“…Quando sei qui con me, questa stanza non ha più pareti ma alberi, alberi infiniti … quando sei qui vicino a me, questo soffitto viola no, non esiste più, io vedo il cielo sopra noi che restiamo qui, abbandonati come se non ci fosse più, niente più niente al mondo …”. «Abbiamo trovato la macchina tutta crivellata di colpi e, mi è rimasto proprio impresso, c’era la canzone “Il cielo in una stanza” ancora che suonava alla radio», riferirà un uomo appartenente alle forze dell’ordine, il primo a giungere sul luogo del delitto del giudice Antonino Saetta, che viene trovato ucciso, insieme al figlio Stefano, lungo la strada statale 640, nella notte del 25 settembre 1988. Il corpo del padre è riverso su quello del ragazzo, come un estremo tentativo di Antonino di salvare la vita a suo figlio, in un ultimo drammatico abbraccio. Due corpi riversi, crivellati di colpi, poco distanti da Canicattì, in provincia di Agrigento, la città del magistrato.

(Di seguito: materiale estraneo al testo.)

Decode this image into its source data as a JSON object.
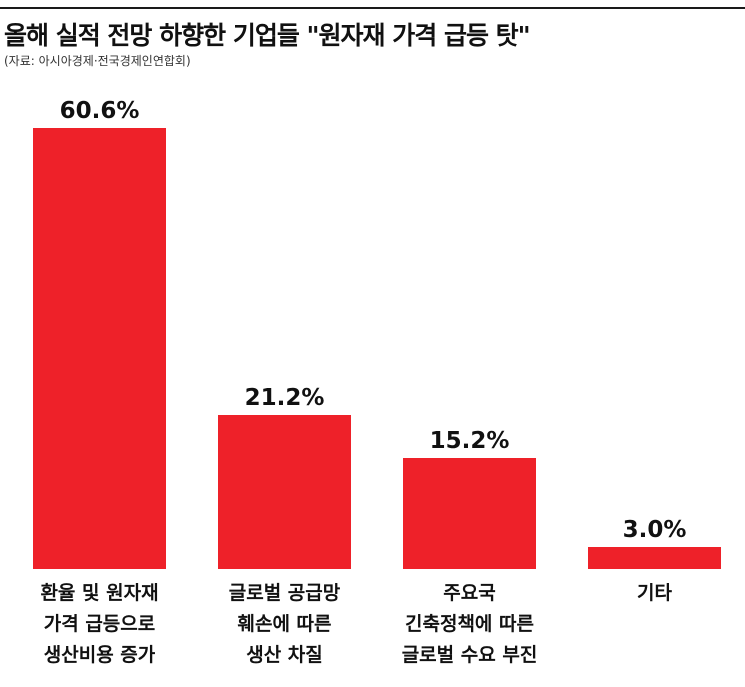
{
  "title": "올해 실적 전망 하향한 기업들 \"원자재 가격 급등 탓\"",
  "source": "(자료: 아시아경제·전국경제인연합회)",
  "colors": {
    "bar": "#ee2129",
    "rule": "#1a1a1a"
  },
  "chart_data": {
    "type": "bar",
    "title": "올해 실적 전망 하향한 기업들 \"원자재 가격 급등 탓\"",
    "xlabel": "",
    "ylabel": "",
    "ylim": [
      0,
      60.6
    ],
    "grid": false,
    "unit": "%",
    "categories": [
      [
        "환율 및 원자재",
        "가격 급등으로",
        "생산비용 증가"
      ],
      [
        "글로벌 공급망",
        "훼손에 따른",
        "생산 차질"
      ],
      [
        "주요국",
        "긴축정책에 따른",
        "글로벌 수요 부진"
      ],
      [
        "기타"
      ]
    ],
    "values": [
      60.6,
      21.2,
      15.2,
      3.0
    ],
    "value_labels": [
      "60.6%",
      "21.2%",
      "15.2%",
      "3.0%"
    ]
  }
}
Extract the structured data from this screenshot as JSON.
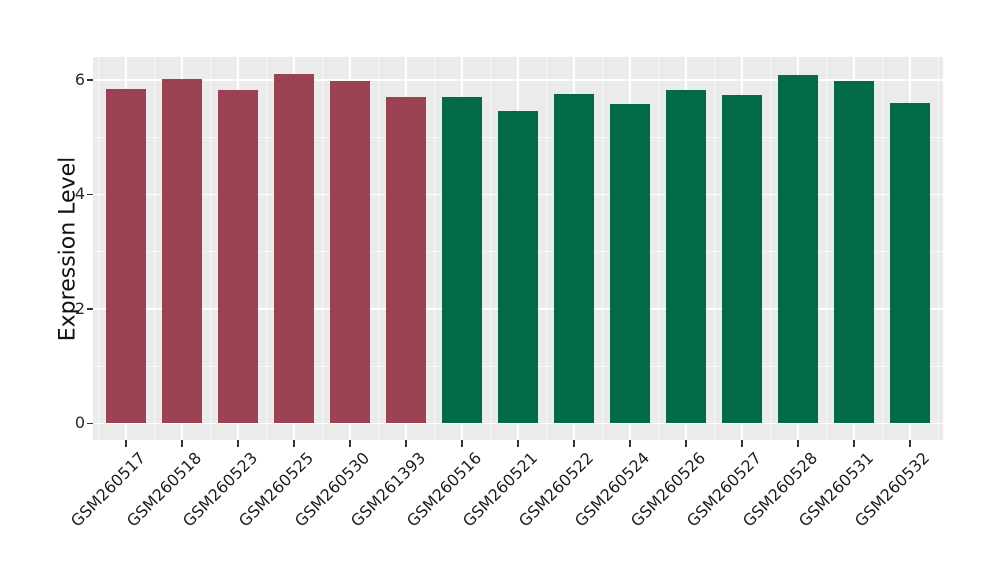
{
  "chart_data": {
    "type": "bar",
    "title": "",
    "xlabel": "",
    "ylabel": "Expression Level",
    "categories": [
      "GSM260517",
      "GSM260518",
      "GSM260523",
      "GSM260525",
      "GSM260530",
      "GSM261393",
      "GSM260516",
      "GSM260521",
      "GSM260522",
      "GSM260524",
      "GSM260526",
      "GSM260527",
      "GSM260528",
      "GSM260531",
      "GSM260532"
    ],
    "values": [
      5.84,
      6.01,
      5.82,
      6.1,
      5.98,
      5.7,
      5.7,
      5.46,
      5.75,
      5.58,
      5.82,
      5.74,
      6.08,
      5.98,
      5.59
    ],
    "groups": [
      "maroon",
      "maroon",
      "maroon",
      "maroon",
      "maroon",
      "maroon",
      "green",
      "green",
      "green",
      "green",
      "green",
      "green",
      "green",
      "green",
      "green"
    ],
    "group_colors": {
      "maroon": "#9B4252",
      "green": "#006A49"
    },
    "ytick_labels": [
      "0",
      "2",
      "4",
      "6"
    ],
    "ytick_values": [
      0,
      2,
      4,
      6
    ],
    "minor_tick_values": [
      1,
      3,
      5
    ],
    "ylim": [
      -0.29,
      6.4
    ],
    "legend_position": "none",
    "grid": "major-and-minor",
    "panel_bg": "#EBEBEB",
    "grid_color": "#FFFFFF",
    "figure_bg": "#FFFFFF"
  }
}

Antonino Saetta aveva 65 anni, era il presidente della prima sezione della Corte d’Appello di Palermo, si era occupato di importanti processi di mafia, in particolare del processo relativo alla uccisione del capitano dei Carabinieri, Emanuele Basile, che vedeva imputati i pericolosi capimafia emergenti Vincenzo Puccio, Armando Bonanno e Giuseppe Madonia. Negli anni precedenti si era occupato della strage in cui morì il giudice Rocco Chinnici e i cui imputati erano i Greco di Ciaculli. Il processo si era concluso con un aggravamento delle pene e delle condanne rispetto al giudizio di I grado.

Nel periodo 1976-1978 era stato Consigliere presso la Corte d’Assise d’Appello di Genova, dove si era occupato anche di taluni processi di risonanza nazionale (Brigate Rosse; naufragio doloso Seagull). Eppure, quel 25 settembre 1988, quando fu assassinato insieme al figlio Stefano, 35 anni, sulla statale Agrigento-Caltanissetta, mentre faceva rientro in macchina a Palermo, il presidente Antonino Saetta era pressoché sconosciuto al di fuori dell’ambiente della Corte di Assise di Appello di Palermo, ove lavorava, nonostante avesse speso gran parte della sua vita al servizio dello Stato, in magistratura, nei cui ruoli era entrato nel 1948, all’età di ventisei anni.

Nel 1996 sono stati condannati all’ergastolo, dalla Corte d’Assise di Caltanissetta, per il duplice efferato omicidio, i capimafia Salvatore Riina e Francesco Madonia, come mandanti, e il killer Pietro Ribisi come esecutore materiale; gli altri due esecutori, Michele Montagna e Nicola Brancato, e il basista dell’agguato, il boss di Canicattì Giuseppe Di Caro, non sono più processabili perché tutti morti. La condanna, confermata nei successivi gradi di giudizio, è passata in giudicato. Giovanni Falcone, sull’omicidio Saetta disse: “È un’esecuzione decretata dai corleonesi, e non averlo ucciso a Palermo è solo il tentativo di sviare l’attenzione, per provare a far pensare a qualcosa di diverso tirando in ballo le cosche locali. Ma la decisione viene da lì, e secondo me ha a che fare sia con il processo Basile che con il maxi”.

A ricordo del giudice Saetta, nel 2020, il giovane regista Davide Lorenzano ha realizzato il film documentario “L’abbraccio”, film distribuito in Italia dopo essere stato presentato al Giffoni Film Festival, nella Masterclass Cult, il 29 agosto 2020. Un ricordo necessario, dopo anni di colpevole dimenticanza nei confronti di un uomo perbene, forse il più ignorato o dimenticato, tra i magistrati vittime della mafia. Un magistrato e un padre che ha cercato di proteggere suo figlio fino all’ultimo istante della sua vita attraverso un abbraccio, mentre il rumore dei colpi di mitra veniva affiancato, poco dopo, da “Il cielo in una stanza” di Gino Paoli. Poco più tardi, un uomo trovava, dentro l’abitacolo di una Lancia Prisma color grigio, due uomini riversi e abbracciati.

Immagino, sulle note di quella musica, le parole di Stefano rivolte a suo padre, prestate dallo scrittore Stephen Littleword: “Abbracciami, e non sentirò il peso delle parole, la gravità dei pensieri. Abbracciami e in questo abbraccio annulla il brusio della vita, i colori cupi del dolore. Abbracciami e in quell’istante annulla ogni separazione, io e te. Abbracciami e il mio respiro risuonerà nel tuo per un momento. Abbracciami”.